A nine-member team, led by zoo superintendent T.V. Anilkumar and senior veterinary surgeon Jacob Alexander and comprising a supervisor and keepers, left for Hyderabad via road on March 7 with four white and four brown rheas and returned on Monday with a pair of seven-year-old sloth bears and a pair of two-year-old green iguanas.

The zoo at present has only Himalayan bears. It had a pair of sloth bears in its animal collection long ago, but except for one, their young ones did not survive. Even the last sloth bear, a female, died of health problems a while ago. The new pair of sloth bears will fill that gap.

Meanwhile, rhea birds born at the city zoo have given wings to its animal exchange programmes. In recent years, the zoo animal collection has got a boost through animals brought in exchange for rhea.

Last year, the Pilikula Biological Park in Karnataka had given king cobras and four Whitaker’s boa to the zoo here in return for two pairs each of white and brown rhea and swamp deer.

The city zoo had also received reticulated python, white peacock, and painted stork from the Vandalur zoo in Chennai in exchange for rhea.

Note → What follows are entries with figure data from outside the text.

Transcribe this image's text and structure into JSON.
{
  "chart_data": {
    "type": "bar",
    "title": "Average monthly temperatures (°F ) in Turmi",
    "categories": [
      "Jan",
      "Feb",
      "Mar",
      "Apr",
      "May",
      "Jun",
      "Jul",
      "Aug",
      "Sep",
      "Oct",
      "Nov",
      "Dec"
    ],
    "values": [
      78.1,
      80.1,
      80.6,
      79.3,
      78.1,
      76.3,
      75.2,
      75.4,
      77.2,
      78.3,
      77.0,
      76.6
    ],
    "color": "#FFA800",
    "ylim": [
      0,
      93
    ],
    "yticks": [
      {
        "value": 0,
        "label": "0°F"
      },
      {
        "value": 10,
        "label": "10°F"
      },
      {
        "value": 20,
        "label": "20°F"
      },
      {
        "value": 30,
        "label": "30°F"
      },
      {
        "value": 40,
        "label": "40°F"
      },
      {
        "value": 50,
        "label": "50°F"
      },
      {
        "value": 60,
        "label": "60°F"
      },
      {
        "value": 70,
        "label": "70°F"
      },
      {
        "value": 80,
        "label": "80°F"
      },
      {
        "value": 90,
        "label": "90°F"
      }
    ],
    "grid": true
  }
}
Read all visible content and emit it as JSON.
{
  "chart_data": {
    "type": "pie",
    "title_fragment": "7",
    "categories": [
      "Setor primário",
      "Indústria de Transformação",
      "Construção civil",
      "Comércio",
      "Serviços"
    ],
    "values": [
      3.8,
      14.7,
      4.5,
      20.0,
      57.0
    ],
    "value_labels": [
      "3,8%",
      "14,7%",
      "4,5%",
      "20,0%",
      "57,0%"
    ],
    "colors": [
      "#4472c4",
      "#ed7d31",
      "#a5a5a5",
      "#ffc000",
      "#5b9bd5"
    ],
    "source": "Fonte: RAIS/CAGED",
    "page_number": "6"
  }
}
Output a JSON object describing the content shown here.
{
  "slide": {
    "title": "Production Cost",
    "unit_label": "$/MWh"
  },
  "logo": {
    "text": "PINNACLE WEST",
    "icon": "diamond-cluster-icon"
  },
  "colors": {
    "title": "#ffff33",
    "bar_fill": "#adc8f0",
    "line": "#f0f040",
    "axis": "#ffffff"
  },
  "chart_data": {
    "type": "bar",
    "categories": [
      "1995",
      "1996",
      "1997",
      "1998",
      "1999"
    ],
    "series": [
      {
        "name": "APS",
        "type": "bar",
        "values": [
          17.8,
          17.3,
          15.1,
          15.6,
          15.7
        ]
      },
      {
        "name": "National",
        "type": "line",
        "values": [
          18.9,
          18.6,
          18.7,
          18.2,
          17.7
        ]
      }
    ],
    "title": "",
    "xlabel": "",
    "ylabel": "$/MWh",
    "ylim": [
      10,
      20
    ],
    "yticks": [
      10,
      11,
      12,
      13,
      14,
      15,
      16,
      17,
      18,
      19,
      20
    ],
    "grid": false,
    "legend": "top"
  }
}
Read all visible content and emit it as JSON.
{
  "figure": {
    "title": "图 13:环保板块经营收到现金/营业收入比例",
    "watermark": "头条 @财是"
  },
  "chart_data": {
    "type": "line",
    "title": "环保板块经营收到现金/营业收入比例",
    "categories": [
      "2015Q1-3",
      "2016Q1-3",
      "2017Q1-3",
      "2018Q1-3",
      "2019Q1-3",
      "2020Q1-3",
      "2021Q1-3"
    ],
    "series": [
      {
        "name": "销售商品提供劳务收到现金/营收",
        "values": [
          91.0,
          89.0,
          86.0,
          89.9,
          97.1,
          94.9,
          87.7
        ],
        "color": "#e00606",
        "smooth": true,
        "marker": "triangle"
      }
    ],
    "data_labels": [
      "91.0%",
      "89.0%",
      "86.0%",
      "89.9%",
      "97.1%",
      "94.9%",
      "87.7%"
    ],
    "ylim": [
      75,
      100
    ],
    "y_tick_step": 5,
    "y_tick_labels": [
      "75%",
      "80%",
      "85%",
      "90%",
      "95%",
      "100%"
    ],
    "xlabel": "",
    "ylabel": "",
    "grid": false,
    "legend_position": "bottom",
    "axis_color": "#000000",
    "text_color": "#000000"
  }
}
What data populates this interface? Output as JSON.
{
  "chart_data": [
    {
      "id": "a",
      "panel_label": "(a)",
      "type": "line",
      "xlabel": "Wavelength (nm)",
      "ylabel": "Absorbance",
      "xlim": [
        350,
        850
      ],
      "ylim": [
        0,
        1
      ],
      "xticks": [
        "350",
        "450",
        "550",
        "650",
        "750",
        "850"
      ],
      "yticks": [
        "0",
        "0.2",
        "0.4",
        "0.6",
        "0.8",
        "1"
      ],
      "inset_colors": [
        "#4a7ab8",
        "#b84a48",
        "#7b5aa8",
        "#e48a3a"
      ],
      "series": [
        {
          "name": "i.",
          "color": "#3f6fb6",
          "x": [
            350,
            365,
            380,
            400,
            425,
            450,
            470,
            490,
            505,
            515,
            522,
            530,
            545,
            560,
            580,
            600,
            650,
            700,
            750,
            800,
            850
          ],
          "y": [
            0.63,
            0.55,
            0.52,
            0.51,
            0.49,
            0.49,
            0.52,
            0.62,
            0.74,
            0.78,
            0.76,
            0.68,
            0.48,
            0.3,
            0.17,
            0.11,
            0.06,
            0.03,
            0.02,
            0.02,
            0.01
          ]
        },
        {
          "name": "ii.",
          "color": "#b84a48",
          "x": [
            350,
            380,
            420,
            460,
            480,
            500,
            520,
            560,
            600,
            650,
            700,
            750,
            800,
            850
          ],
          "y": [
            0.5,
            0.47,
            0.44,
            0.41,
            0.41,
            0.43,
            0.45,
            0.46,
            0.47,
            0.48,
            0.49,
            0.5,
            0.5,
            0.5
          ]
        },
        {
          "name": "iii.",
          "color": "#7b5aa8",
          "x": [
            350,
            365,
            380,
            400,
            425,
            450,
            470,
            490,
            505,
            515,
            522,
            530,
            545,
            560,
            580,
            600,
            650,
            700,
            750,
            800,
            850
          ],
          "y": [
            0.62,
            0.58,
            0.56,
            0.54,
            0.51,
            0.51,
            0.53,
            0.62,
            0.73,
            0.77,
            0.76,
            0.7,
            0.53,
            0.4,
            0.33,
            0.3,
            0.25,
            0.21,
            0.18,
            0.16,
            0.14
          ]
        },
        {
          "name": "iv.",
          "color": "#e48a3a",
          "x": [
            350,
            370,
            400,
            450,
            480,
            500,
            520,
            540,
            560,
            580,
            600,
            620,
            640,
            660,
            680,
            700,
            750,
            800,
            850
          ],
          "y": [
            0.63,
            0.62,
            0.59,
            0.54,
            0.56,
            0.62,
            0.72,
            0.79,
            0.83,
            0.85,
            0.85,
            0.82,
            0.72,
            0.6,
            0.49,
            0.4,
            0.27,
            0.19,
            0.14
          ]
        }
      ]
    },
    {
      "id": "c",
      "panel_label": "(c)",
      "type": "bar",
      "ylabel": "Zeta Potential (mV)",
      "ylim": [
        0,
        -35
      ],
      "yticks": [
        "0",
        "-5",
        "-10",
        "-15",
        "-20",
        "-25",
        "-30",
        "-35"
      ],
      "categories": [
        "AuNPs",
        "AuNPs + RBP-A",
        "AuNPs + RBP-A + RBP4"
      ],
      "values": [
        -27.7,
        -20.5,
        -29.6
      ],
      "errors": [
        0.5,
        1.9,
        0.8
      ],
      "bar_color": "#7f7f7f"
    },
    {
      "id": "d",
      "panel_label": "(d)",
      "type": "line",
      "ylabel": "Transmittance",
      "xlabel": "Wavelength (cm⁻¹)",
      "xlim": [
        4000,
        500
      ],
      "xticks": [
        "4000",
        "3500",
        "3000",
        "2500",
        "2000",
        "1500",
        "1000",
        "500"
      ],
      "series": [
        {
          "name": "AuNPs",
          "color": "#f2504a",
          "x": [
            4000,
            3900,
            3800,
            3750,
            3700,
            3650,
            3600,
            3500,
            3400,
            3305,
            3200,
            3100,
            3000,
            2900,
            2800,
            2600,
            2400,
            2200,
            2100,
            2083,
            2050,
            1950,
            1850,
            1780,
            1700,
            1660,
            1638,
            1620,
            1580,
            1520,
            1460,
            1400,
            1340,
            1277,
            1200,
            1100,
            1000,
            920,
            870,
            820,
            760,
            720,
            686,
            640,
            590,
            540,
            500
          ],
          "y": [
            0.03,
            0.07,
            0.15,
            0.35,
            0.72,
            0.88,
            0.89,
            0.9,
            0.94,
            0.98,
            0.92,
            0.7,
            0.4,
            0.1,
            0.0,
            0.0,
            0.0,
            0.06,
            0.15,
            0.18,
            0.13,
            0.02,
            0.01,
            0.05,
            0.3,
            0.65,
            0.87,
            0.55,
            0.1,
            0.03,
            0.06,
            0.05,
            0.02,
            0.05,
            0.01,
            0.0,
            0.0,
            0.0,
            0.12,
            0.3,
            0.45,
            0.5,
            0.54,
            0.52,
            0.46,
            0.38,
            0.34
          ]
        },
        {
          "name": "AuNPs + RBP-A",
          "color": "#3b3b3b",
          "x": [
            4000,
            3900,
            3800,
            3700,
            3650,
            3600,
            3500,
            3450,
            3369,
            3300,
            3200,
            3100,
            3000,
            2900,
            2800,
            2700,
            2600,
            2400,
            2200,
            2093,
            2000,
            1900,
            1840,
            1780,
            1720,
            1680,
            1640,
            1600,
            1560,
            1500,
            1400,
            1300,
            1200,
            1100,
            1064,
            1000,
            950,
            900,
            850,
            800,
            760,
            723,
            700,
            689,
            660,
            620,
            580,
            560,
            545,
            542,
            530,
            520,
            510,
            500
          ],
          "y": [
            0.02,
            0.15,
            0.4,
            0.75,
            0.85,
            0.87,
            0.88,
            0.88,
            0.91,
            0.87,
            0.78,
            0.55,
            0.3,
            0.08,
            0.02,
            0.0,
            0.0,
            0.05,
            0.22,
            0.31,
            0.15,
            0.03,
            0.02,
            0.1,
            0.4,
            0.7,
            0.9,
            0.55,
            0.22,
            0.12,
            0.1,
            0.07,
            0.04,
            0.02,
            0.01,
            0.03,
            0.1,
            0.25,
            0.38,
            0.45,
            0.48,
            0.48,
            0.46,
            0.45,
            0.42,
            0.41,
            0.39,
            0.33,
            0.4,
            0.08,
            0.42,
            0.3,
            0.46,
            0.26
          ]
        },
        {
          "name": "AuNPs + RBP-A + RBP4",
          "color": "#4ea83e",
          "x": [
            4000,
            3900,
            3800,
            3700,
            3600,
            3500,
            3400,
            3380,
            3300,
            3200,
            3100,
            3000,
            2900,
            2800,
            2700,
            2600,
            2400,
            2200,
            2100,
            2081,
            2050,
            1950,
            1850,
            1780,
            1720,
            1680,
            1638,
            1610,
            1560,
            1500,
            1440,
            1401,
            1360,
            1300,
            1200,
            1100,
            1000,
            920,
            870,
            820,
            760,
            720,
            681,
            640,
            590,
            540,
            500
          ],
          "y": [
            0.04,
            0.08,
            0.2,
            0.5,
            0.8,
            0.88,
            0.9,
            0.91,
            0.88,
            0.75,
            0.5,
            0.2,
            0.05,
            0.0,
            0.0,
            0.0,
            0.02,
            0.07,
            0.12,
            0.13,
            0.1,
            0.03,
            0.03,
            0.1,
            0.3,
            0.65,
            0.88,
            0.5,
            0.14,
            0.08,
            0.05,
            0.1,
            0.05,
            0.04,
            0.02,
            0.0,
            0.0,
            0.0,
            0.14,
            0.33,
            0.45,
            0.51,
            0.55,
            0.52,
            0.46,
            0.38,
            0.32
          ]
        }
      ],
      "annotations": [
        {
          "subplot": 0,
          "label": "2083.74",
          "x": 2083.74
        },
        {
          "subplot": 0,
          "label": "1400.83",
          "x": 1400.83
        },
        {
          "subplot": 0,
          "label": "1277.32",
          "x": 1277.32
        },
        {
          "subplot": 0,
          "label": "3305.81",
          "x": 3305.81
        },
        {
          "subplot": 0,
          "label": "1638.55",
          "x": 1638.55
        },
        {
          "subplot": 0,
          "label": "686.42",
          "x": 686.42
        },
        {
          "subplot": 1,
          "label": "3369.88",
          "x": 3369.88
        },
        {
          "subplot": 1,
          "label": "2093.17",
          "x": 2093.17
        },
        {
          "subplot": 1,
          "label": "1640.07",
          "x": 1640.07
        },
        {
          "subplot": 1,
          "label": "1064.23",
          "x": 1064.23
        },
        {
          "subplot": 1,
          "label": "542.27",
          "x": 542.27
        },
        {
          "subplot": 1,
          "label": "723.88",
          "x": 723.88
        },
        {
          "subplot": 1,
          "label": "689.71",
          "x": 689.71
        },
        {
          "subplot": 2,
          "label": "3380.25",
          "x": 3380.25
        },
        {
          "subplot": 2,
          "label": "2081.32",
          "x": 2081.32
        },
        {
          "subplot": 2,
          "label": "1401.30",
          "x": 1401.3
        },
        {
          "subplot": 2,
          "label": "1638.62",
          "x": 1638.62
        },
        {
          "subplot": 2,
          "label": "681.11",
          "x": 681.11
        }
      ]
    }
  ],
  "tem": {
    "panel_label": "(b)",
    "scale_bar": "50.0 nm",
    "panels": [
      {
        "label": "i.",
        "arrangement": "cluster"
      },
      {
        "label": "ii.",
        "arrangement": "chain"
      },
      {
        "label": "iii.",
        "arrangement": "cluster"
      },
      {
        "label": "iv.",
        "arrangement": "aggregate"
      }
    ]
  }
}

The Vandalur zoo had way back in 2016 taken rhea and hog deer in exchange for white peacock and rock python.

The city zoo had earlier received a pair of hyenas from the Kanpur zoo in exchange for four pais of rheas. It had earlier provided rhea to the Delhi zoo.

The zoo had started incubating rhea eggs in its hospital way back in 2015 after it found the eggs did not survive in the open in the enclosure. Two male rhea and one female at the zoo were the progenitor of the rheas that the zoo has successfully exchanged.

The female rhea’s eggs, weighing around 600 gm, were hatched through incubation resulting in 60 rheas in total. However, the birds were very sensitive and as they were long-legged were prone to a lot of problems that required careful attention and monitoring by the zoo veterinarian.

The rhea will continue to be the trump card for the zoo in future exchange programmes, including a possible one involving lions from Indore.